Autrice: PerseoeAndromeda, Heather-chan
Fandom: Attack on Titan
Prompt: Personaggio A è scomparso. Viene ritrovato in condizioni pietose
Titolo: È troppo presto
Personaggi: Levi, Erwin, Hanji. Hint Eruri
Genere: Hurt/Comfort, drammatico, guerra
Rating: giallo
Note: probabilmente ambientata in un momento non specificato prima dello svolgimento degli eventi principali. Non ho seguito il prompt alla lettera, è venuto così, senza la scomparsa. Pazienza, per essere la prima volta con loro non mi lamento.
 
È TROPPO PRESTO
 
«Cosa gli è successo?».
La figura imponente di Erwin Smith si materializzò nella cornice della porta e l’attenzione di Hanji si focalizzò subito sul fardello che portava con sé, un essere umano minuscolo al suo confronto.
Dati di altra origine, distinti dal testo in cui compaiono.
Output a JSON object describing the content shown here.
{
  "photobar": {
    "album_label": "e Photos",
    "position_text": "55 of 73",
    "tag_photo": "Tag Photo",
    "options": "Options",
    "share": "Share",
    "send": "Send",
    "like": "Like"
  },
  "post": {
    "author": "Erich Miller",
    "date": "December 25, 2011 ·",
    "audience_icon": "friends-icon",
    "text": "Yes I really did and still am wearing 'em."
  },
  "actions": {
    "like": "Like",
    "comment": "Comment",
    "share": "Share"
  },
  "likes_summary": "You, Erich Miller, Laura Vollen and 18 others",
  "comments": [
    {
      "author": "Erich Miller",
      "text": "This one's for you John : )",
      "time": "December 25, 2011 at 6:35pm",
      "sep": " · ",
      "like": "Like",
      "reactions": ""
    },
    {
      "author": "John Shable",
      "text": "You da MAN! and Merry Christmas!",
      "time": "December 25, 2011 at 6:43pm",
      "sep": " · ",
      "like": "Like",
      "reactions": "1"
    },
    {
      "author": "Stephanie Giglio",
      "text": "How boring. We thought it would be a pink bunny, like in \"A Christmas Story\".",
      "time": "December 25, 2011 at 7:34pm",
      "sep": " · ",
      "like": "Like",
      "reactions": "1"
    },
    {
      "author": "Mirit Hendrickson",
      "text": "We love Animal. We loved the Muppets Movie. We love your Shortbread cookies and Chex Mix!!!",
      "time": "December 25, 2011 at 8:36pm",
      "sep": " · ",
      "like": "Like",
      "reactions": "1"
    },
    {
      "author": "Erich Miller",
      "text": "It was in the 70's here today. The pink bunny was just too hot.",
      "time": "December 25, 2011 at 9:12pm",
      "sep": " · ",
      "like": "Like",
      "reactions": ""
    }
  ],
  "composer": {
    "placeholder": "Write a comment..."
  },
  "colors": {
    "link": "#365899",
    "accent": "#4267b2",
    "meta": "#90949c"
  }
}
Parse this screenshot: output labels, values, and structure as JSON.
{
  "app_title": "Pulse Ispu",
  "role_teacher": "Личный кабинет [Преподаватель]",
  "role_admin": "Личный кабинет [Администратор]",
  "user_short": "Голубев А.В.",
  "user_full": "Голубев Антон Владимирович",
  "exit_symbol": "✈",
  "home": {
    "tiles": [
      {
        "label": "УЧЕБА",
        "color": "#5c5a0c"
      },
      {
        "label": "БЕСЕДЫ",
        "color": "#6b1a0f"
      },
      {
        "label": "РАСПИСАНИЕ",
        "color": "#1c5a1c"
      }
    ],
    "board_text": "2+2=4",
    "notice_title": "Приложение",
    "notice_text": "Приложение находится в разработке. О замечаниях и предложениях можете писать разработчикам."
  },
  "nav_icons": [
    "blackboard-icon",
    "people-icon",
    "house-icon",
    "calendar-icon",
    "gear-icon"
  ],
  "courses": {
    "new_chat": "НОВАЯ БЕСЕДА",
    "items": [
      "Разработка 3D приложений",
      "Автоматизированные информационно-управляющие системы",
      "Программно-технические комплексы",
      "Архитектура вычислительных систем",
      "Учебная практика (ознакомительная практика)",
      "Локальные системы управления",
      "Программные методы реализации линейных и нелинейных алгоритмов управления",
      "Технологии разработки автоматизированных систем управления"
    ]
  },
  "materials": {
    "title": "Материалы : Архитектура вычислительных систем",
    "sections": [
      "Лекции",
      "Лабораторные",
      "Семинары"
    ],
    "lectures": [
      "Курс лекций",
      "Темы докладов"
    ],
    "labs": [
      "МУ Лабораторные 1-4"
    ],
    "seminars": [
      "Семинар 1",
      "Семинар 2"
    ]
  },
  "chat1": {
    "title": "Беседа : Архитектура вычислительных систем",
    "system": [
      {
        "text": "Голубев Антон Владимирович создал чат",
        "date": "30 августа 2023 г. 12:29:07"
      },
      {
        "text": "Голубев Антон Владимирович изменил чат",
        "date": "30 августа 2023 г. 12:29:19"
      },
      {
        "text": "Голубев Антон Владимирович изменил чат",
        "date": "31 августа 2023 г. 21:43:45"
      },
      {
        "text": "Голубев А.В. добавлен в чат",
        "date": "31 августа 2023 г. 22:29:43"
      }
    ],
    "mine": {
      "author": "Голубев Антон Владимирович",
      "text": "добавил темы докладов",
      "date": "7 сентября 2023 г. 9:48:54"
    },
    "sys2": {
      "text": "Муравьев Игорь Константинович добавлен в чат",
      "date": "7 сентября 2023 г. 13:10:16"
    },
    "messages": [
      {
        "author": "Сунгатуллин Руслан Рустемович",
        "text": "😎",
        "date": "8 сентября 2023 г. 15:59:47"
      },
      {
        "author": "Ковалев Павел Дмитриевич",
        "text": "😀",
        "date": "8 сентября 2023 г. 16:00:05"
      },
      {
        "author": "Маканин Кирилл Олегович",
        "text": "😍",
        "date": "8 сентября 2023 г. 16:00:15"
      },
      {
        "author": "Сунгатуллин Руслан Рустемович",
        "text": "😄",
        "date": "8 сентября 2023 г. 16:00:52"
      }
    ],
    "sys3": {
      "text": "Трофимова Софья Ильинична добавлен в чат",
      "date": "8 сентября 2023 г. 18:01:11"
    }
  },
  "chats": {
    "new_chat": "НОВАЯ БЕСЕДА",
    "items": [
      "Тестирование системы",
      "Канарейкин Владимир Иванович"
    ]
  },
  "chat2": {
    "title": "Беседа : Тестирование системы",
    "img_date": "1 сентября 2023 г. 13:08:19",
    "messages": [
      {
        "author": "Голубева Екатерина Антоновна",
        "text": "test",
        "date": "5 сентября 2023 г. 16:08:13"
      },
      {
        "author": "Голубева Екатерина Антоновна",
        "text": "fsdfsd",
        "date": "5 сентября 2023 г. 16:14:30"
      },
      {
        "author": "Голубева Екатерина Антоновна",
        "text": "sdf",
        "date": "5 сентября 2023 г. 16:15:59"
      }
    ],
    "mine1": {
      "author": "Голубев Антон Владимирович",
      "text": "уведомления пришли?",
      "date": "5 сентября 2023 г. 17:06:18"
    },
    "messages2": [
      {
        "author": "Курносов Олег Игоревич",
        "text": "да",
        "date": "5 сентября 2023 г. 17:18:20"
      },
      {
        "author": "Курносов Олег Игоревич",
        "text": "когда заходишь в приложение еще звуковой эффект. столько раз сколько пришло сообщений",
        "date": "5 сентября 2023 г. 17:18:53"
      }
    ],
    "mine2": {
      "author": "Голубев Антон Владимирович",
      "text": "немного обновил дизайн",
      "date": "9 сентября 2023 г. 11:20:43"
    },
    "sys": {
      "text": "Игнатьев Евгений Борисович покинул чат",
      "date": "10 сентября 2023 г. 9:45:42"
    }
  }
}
Tra le sue braccia, a prima vista, poteva essere scambiato per un bambino.
Invece si trattava di un uomo, i vestiti a brandelli che scoprivano frammenti di pelle nuda, il cui pallore era punteggiato da ecchimosi e ferite più o meno profonde.
«L’ho trovato così». Erwin la oltrepassò e andò a distendere il giovane ferito sul letto. «Dammi una mano».
La donna scosse il capo con un lamento rassegnato e si affrettò a dare man forte al suo superiore.
Mentre lo spogliavano dell’uniforme per accertarsi di quali fossero le condizioni reali delle ferite, l’uomo emise qualche smorfia e lamento di dolore.
«Se si lamenta così deve stare parecchio male» osservò Hanji sfilando un braccio dagli ultimi strati di tessuto.
Poi, quando ogni frammento delle sue membra fu messo a nudo e poterono controllarlo a dovere, le sfuggì un’esclamazione sconvolta:
«Levi, ma che hai combinato?».
Anche Erwin si immobilizzò e il suo volto impassibile lasciò scorgere qualche ombra di disappunto, le sopracciglia si corrugarono e le labbra si ridussero ad una linea sottile che, di sicuro, nascondeva un ringhio.
Hanji si alzò, le mani sui fianchi, il capo si scosse ancora:
«Vado a prendere il necessario. Ha bisogno di un intervento drastico… però appena si riprende avrà un paio di cosine da raccontarci».
Erwin si concesse un ghignetto mentre la caposquadra si allontanava, lasciandolo momentaneamente solo con il ferito.
Gli scostò i capelli dalla fronte, con delicatezza, per controllare la profondità di un taglio che tracciava una linea netta, obliqua, nella carne, fin quasi al sopracciglio.
«Eh sì» sospirò. «Giusto due cosine».
Quando si fu accertato che la lacerazione non sanguinava più, il tocco si trasformò in una carezza. Proprio in quel momento, la testa di Levi si mosse e le palpebre ammiccarono qualche volta prima di schiudersi e cercare il suo sguardo.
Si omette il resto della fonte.